[With diagram of some Sufia ingest classes]
So, our staff that ingests files into our Sufia 7.4-based repository regularly needs to ingest dozens of 100MB+ TIFFs. For our purposes here, we’re considering uploading a bunch of “children” (in our case usually page images) of a single “work”, through the work edit page.
Trying to upload so much data through the browser ends up being very not great — even with the fancy JS immediately-upload-with-progress-bar code in Sufia. Takes an awful long time (hours; in part cause browsers’ 3-connections-per-host limit is a bottleneck compared to how much network bandwidth you could get), need to leave your browser open the whole time, and it actually locks up your browser from interacting with our site in any other tabs (see again 3-connections-per-host limit).
The solution would seem to be getting the files on some network-accessible storage, and having the app grab them right from there. browse_everything was already included in sufia, so we decided to try that. (Certainly another solution would be having workflow put the files on some network-accessible storage to begin with, but there were Reasons).
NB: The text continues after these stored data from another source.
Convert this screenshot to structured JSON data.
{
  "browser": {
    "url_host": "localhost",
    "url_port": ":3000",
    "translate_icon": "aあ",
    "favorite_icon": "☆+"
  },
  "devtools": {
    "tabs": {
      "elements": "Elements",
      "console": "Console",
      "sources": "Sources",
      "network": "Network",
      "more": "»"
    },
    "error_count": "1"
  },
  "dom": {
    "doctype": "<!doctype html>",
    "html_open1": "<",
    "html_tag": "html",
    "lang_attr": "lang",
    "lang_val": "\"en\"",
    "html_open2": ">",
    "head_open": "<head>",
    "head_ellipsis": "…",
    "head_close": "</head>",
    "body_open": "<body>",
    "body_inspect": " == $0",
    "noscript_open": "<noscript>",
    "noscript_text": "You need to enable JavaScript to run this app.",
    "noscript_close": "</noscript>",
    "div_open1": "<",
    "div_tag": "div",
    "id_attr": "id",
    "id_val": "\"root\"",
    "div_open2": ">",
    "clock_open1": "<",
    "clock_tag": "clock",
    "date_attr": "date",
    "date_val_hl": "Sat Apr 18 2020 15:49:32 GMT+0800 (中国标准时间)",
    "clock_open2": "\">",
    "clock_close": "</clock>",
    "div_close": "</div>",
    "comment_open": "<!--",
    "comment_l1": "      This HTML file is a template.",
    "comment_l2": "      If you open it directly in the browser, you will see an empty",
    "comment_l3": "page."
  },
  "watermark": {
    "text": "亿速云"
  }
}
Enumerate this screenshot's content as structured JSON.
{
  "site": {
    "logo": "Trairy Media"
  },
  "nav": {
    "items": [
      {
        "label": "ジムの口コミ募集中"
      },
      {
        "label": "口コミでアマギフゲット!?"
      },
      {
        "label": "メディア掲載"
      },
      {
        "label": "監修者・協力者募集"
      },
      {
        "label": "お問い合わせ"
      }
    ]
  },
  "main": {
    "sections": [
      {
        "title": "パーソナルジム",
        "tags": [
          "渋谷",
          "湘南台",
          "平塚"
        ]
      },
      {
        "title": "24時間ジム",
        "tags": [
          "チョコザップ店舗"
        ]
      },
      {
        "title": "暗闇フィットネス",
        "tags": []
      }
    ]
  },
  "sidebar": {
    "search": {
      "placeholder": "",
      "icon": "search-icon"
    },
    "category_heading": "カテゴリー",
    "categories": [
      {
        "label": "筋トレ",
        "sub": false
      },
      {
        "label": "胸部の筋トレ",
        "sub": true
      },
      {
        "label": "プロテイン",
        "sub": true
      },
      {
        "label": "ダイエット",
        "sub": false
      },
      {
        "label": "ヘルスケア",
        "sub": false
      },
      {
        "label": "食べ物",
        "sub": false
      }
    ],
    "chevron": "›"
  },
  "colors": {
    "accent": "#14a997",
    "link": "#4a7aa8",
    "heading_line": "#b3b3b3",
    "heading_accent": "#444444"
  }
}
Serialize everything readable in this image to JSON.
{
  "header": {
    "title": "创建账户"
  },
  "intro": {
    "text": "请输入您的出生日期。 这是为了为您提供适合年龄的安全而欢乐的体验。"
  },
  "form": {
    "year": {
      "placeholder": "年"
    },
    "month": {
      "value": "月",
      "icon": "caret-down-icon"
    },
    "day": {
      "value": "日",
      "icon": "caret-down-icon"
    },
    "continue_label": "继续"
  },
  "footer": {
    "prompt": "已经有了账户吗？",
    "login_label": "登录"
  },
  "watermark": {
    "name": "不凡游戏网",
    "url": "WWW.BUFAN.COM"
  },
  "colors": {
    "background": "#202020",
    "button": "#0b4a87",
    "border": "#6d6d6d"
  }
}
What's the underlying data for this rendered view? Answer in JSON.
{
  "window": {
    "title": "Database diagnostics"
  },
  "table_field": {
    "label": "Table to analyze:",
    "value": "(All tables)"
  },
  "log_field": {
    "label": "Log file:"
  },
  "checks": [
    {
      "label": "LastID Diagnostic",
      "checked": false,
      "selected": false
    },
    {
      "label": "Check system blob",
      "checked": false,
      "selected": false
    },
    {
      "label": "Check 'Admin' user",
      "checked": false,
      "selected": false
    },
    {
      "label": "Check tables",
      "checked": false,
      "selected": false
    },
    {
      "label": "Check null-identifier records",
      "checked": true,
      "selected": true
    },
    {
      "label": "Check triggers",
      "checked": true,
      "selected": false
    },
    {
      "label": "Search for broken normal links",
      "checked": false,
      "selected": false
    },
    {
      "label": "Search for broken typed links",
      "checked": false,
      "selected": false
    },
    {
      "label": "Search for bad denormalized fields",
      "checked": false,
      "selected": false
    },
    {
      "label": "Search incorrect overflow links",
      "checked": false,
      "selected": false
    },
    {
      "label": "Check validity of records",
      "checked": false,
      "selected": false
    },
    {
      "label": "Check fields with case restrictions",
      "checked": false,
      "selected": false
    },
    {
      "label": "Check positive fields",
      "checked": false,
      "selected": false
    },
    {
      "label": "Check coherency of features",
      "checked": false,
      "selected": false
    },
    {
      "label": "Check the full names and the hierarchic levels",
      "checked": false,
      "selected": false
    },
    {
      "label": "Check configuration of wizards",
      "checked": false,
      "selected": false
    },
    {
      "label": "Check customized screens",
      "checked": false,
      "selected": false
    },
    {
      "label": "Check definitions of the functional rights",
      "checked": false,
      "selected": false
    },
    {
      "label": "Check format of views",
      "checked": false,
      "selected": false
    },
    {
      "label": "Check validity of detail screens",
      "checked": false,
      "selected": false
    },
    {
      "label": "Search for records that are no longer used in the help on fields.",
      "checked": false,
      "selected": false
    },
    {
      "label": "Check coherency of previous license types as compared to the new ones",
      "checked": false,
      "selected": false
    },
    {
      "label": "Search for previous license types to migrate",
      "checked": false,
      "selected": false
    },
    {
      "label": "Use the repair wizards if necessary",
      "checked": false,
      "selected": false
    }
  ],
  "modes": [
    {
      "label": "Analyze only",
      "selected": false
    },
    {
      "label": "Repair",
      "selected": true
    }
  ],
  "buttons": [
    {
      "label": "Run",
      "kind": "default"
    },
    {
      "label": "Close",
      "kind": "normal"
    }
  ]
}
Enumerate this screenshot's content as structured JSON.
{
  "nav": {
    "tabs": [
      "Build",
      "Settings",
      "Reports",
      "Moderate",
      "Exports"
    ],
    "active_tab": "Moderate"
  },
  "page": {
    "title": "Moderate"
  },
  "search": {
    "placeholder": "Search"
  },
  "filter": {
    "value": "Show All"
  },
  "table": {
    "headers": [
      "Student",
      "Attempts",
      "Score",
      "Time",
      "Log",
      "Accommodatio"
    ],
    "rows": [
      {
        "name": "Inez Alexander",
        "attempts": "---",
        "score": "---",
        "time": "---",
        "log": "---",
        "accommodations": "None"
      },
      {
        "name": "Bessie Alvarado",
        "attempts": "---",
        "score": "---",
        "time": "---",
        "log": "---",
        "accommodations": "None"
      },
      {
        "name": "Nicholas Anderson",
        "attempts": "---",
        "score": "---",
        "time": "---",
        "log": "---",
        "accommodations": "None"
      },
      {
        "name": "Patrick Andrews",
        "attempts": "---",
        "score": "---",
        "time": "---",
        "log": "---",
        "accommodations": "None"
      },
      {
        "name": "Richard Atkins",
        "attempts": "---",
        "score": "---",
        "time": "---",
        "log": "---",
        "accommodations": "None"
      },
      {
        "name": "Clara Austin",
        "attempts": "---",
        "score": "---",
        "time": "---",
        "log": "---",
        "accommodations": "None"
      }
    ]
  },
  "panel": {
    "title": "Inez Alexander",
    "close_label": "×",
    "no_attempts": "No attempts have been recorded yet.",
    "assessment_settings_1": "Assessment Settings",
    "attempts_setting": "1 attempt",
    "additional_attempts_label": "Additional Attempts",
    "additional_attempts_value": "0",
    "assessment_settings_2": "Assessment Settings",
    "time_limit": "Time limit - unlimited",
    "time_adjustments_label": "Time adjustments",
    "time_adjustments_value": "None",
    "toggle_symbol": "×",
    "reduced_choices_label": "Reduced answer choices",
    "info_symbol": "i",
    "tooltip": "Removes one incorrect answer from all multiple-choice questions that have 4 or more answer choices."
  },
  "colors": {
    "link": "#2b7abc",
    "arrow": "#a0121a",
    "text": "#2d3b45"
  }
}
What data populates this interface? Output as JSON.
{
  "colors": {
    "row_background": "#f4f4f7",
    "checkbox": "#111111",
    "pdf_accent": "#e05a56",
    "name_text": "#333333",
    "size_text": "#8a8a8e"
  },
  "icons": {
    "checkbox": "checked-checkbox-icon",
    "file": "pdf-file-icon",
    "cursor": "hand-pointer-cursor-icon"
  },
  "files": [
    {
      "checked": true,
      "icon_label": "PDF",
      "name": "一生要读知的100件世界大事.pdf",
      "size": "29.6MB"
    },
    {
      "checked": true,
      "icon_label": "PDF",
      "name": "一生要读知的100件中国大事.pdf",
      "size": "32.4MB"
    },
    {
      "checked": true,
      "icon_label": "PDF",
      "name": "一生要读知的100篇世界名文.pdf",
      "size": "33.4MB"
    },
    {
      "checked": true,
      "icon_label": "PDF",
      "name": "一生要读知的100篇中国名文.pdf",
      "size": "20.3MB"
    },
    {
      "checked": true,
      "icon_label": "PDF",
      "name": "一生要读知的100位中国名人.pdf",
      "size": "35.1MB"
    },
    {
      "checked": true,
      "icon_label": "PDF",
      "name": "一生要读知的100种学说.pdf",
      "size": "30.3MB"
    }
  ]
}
After a bunch of back-and-forth’s, for local reasons we decided to use AWS S3. And a little windows doohickey that gives windows users a “folder” they can drop things into, that will be automatically uploaded to S3. They’ve got to wait until the upload is complete before the things are available in the repo UI. (But it goes way faster than upload through browser, doesn’t lock up your browser, you don’t even need to leave your browser open, or your computer on at all, as the windows script is actually running on a local network server). When they do ask the sufia app to ingest, the sufia app (running on EC2) can get the files from S3 surprisingly quickly — in-region AWS network is pretty darn fast.
Browse_everything doesn’t actually work in stock Sufia 7.4
The first barrier is, it turns out browse_everything doesn’t actually work in Sufia 7.4, the feature was broken.
(Normally when I do these things, I try to see what’s been fixed/changed in hyrax: To see if we can backport hyrax fixes; to get a sense of what ‘extra’ work we’re doing by still being in sufia; and to report to you all. But in this case, I ended up just getting overwhelmed and couldn’t keep track. I believe browse_everything “works” in Hyrax, but may still have problems/bugs, not sure, read on.)
ScholarSphere had already made browse-everything work with their sufia 7.x, by patching various parts of sufia, as I found out from asking in Slack and getting helpful help from PSU folks, so that could serve as a model. The trick was _finding_ the patches in the scholarsphere source code, but it was super helpful to not have to re-invent the wheel when I did. Sometimes after finding a problem in my app, I’d have a better sense of which files to look at in ScholarSphere for relevant patches.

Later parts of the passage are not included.